Leave That Suitcase at Home: Learn How To Pack Light For Europe
Europe is a culture-rich continent, full of great food, drink, landscapes, history, castles and architecture. Thousands upon thousands of tourists flock to Europe each year to take in the sights. It’s particularly popular with backpackers, because of its open borders and relaxed visa requirements.
Backpackers have wised up to the fact that traveling light means traveling easy – who wants to haul a gigantic suitcase on a coach across the border? If you’re visiting Europe, having easy to carry, easy to stash luggage is a great money-saver and just makes life easier.
Here’s five ways to cut down to carry-on only for your next European trip.
Get the right carry-on
International flights mean carry-on restrictions.

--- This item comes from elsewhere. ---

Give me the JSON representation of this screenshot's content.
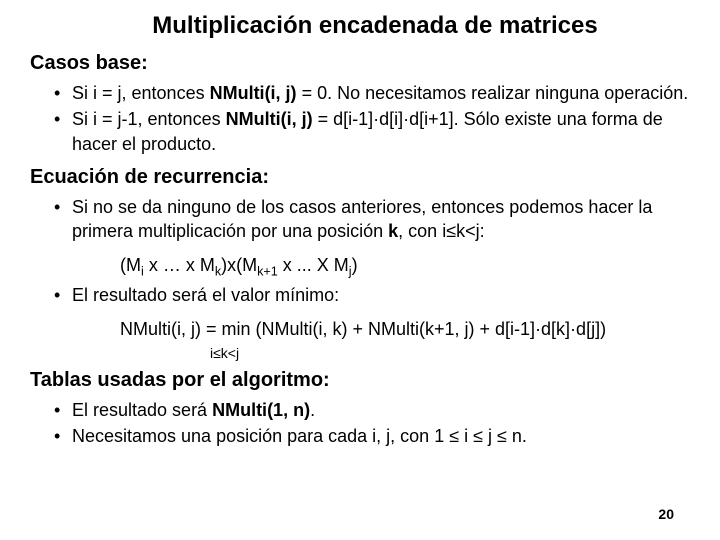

The permitted size is the most important restriction to take note of, yet annoyingly enough, the restrictions on European flights vary from airline to airline.
Thankfully, though, the differences aren’t that great – if your carry-on bag measures no more that 50cm x 35cm x 25cm, you should be able to load it onto most European airline cabins.
It’s usually more effective to find a good, soft backpack rather than a small wheeled suitcase, as backpacks have the “squish factor”. As long as your carry-on can squeeze itself into the desired size, it’s all above board.
To make the best of your clothing options; pack items that are neutral to ensure ultimate mixing-and-matching potential. A black t-shirt can be worn with just about anything; making its value as an option much higher.
A simple little black dress can be evening wear or day wear, so its packing value is immediately higher than a glitzy hot pink number that has to be worn sparingly.
With limited space and limited outfits, it’s time to get creative to make sure you’ve got clothes that are suitable for anything. Including a glitzy waist belt and a couple of pieces of jewelry in your case that glam up a sundress is a much better option than packing a whole new evening dress. A nice tie is a much easier option than hauling around a tuxedo.
Let go of vanity
Hairdryers, hair straighteners and fancy beauty products like make-up and hair gel are luxuries. Do you really want to be spending hours preening yourself in your hotel room on holiday anyway? Learn to love your natural look and save oodles of space in your carry-on by ditching bulky vanity products.
Plan and be strict
What do you plan on doing on your travels? Do you really need your most heavy-duty coat, or will a more lightweight jacket do? Are you actually going to work out, or is it better to leave your big sneakers behind?
When packing, travelers can be stricken with the ‘what-ifs?’, which leads to lots of last-minute additions to their luggage. Make an extensive list and stick to it. If the likelihood of you doing a mountain walk is low, trust your instincts and leave the hiking boots out of your bag.
Take advantage of loopholes
For international flights, there will always be a weight restriction on carry-on bags as well as the size restriction mentioned above. Of the most-used European airlines (Luthansa Group, Ryanair & Air France-KLM) the carry-on weight restrictions range from 17 lbs (8kg) to 26 lbs (12kg).
Most airline carriers these days allow you to take an additional personal item , like a laptop bag or handbag, which can be any size as long as it fits neatly underneath the seat in front of you. Most handbags or laptop bags have space for a multitude of little goodies – your kindle, an extra pair of socks, a jar of coffee – don’t waste it.
Airlines place restrictions on luggage, but not on passengers, so try to wear your bulkier items on travel days to free up space in your bag.
Learn the art of rolling
Packing’s a pretty simple task, right? Well, it is, but that doesn’t mean you’ve been doing it the most efficient way all these years. If you’re trying to pack light, stuffing clothes unceremoniously into your bag is nothing short of criminal, and folding them isn’t the best method either.
To maximize the space available in your carry-on, learn to pack dense and roll your clothes once they’re folded. Once they’re folded and rolled to their smallest possible size, you’ll find you can fit them around a lot more in your bag.